Arsène Lupin refait son apparition publique lorsque la police découvre le cadavre de Rudolph Kesselbach avec la carte signée du cambrioleur. Lupin annonce alors son retour dans les journaux pour assister le chef de la Sûreté, M. Lenormand, dans l'affaire Kesselbach. Il affronte un ennemi de taille, Louis de Malreich, qui finit par dénoncer toutes ses impostures princières et policières. Arsène Lupin est alors emprisonné à la Santé. L'empereur germanique Guillaume II le visite même en prison[48], visite durant laquelle le cambrioleur exige du Kaiser, en échange de ses services, sa libération, que le Maroc soit laissé à la France et que le grand-duché de Deux-Ponts-Veldenz soit rendu à l'héritier qu'il a retrouvé, Pierre Leduc, et que celui-ci puisse épouser Geneviève Ernemont[Note 9].

Une fois son évasion réalisée, Lupin s'apprête à se retirer en compagnie de la veuve de M. Kesselbach, Dolorès. Malheureusement, tous ses projets s'écroulent lorsqu'il découvre que c'est Mme Kesselbach son véritable ennemi : horrifié, il étrangle Dolorès et Pierre Leduc se suicide en découvrant le meurtre, mettant fin à son projet de placer sa fille Geneviève à la tête du grand-duché de Deux-Ponts-Veldenz. Lupin met alors en scène son suicide et s'engage dans la Légion étrangère sous le nom de don Luis Perenna[49].

Carrière dans la Légion étrangère[modifier | modifier le code]

Don Luis Perenna fait venir à lui soixante anciens complices au Maroc. Ainsi, secondé par une armée de dix mille Marocains, et au terme de quinze mois de bataille, il se créé un empire, deux fois grand comme la France, en Afrique. En 1919, il rentre en France et rencontre la président du Conseil, Valenglay, pour offrir à la France cet empire mauritanien[50].

Don Luis Perenna se range et épouse une jeune femme, Florence Levasseur, après l'avoir sauvée des griffes d'un criminel. Le couple s'installe dans le village de Saint-Maclou, sur les rives de l'Oise[Note 10].

La vengeance de la comtesse de Cagliostro[modifier | modifier le code]

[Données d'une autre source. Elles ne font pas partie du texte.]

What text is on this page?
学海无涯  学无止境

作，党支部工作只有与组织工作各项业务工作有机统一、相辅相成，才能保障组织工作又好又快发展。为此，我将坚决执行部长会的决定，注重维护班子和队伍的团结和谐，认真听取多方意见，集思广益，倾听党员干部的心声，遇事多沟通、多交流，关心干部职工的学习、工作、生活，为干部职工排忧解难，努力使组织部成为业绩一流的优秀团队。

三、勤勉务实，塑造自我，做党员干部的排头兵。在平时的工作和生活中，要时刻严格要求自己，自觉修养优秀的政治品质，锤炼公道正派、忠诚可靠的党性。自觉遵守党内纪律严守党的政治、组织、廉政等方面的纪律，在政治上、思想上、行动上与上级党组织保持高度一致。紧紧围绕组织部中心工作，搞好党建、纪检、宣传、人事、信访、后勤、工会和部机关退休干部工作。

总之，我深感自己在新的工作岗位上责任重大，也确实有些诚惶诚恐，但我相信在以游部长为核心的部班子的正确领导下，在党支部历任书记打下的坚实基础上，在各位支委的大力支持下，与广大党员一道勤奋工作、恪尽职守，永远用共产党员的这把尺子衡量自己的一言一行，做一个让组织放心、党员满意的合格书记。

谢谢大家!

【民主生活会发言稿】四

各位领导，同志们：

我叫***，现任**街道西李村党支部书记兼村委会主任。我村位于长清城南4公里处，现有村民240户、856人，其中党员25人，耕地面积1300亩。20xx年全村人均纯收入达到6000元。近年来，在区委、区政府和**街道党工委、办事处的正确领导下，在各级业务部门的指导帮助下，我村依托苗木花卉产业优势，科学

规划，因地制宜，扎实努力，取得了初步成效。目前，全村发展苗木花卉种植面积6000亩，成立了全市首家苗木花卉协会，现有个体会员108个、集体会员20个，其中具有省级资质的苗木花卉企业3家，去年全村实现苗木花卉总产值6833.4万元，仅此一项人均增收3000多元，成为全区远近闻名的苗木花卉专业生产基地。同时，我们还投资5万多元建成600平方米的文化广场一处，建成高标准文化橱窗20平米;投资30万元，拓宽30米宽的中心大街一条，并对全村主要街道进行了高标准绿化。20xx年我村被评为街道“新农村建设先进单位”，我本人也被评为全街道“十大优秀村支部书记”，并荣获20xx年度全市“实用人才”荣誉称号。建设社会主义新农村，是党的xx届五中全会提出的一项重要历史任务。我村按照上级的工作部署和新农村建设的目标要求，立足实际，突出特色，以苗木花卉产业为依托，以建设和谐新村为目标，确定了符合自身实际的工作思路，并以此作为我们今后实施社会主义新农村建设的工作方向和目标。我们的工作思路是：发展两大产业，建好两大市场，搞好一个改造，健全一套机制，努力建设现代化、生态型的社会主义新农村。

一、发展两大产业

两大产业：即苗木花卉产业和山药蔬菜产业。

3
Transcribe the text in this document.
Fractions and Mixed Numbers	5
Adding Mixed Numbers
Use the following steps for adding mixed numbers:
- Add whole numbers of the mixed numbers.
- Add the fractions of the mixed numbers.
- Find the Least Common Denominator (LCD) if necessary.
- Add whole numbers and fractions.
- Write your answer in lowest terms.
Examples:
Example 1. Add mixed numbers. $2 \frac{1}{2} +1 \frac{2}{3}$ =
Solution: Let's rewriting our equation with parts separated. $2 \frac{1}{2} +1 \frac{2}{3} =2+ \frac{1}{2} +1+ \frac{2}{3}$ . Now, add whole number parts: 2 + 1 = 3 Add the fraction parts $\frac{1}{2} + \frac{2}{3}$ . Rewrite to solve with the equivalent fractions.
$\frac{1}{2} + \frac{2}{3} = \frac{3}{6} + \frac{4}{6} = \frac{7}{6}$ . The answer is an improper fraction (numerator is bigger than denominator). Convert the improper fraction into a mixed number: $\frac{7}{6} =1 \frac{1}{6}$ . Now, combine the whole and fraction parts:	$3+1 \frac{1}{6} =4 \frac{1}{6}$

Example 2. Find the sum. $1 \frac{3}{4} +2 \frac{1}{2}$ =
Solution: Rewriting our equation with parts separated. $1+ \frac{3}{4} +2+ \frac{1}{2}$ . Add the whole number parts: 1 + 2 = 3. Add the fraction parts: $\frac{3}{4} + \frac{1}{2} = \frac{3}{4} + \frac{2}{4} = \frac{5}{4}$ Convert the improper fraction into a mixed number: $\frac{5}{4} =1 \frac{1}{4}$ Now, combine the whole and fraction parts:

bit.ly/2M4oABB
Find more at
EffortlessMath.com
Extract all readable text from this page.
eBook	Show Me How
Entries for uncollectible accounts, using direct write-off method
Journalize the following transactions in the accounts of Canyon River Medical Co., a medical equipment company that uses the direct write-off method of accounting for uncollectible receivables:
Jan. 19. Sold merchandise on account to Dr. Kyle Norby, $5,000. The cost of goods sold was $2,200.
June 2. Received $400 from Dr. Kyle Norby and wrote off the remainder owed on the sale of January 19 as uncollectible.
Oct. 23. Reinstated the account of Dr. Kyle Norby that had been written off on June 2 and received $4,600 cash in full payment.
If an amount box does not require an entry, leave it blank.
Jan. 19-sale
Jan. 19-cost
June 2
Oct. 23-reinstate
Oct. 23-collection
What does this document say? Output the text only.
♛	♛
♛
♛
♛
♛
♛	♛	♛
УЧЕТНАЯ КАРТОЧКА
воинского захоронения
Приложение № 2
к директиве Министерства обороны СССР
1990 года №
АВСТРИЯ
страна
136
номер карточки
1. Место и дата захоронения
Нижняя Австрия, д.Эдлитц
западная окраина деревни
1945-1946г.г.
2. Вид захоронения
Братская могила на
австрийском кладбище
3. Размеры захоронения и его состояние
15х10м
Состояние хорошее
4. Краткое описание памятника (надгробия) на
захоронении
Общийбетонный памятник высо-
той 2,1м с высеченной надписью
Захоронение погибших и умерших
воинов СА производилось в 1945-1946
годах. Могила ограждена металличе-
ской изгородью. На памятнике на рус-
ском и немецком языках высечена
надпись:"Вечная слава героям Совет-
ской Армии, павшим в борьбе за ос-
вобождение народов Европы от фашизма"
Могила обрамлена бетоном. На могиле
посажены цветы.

En 1923[51], Arsène Lupin sort de sa retraite quand un certain cambrioleur signe ses forfaits sous son nom. Il reprend alors du service sous le nom de Victor Hautin, inspecteur de la Brigade mondaine. Il parvient ainsi à démasquer l’usurpateur, un individu du nom d'Antoine Bressacq et fait alors son retour sur le devant de la scène en racontant aux journaux tous les détails de l'affaire[52].

Un an plus tard[53], Arsène Lupin, alias Raoul d’Averny, tombe dans le piège posthume que lui avait tendu la comtesse de Cagliostro : faire du fils qu'il a eu avec Clarisse d'Étigues, Jean, un criminel qui s'opposera à son père. Ainsi, celui-ci, qui porte le nom de Félicien Charles, est accusé à tort d’un meurtre. Influencé par d'anciens complices de Joséphine Balsamo, il s’oppose à son père qui tente de l’aider. Arsène Lupin parvient finalement à le sauver, sans pour autant lui révéler sa parenté[54], tout comme il l'avait fait pour sa fille Geneviève.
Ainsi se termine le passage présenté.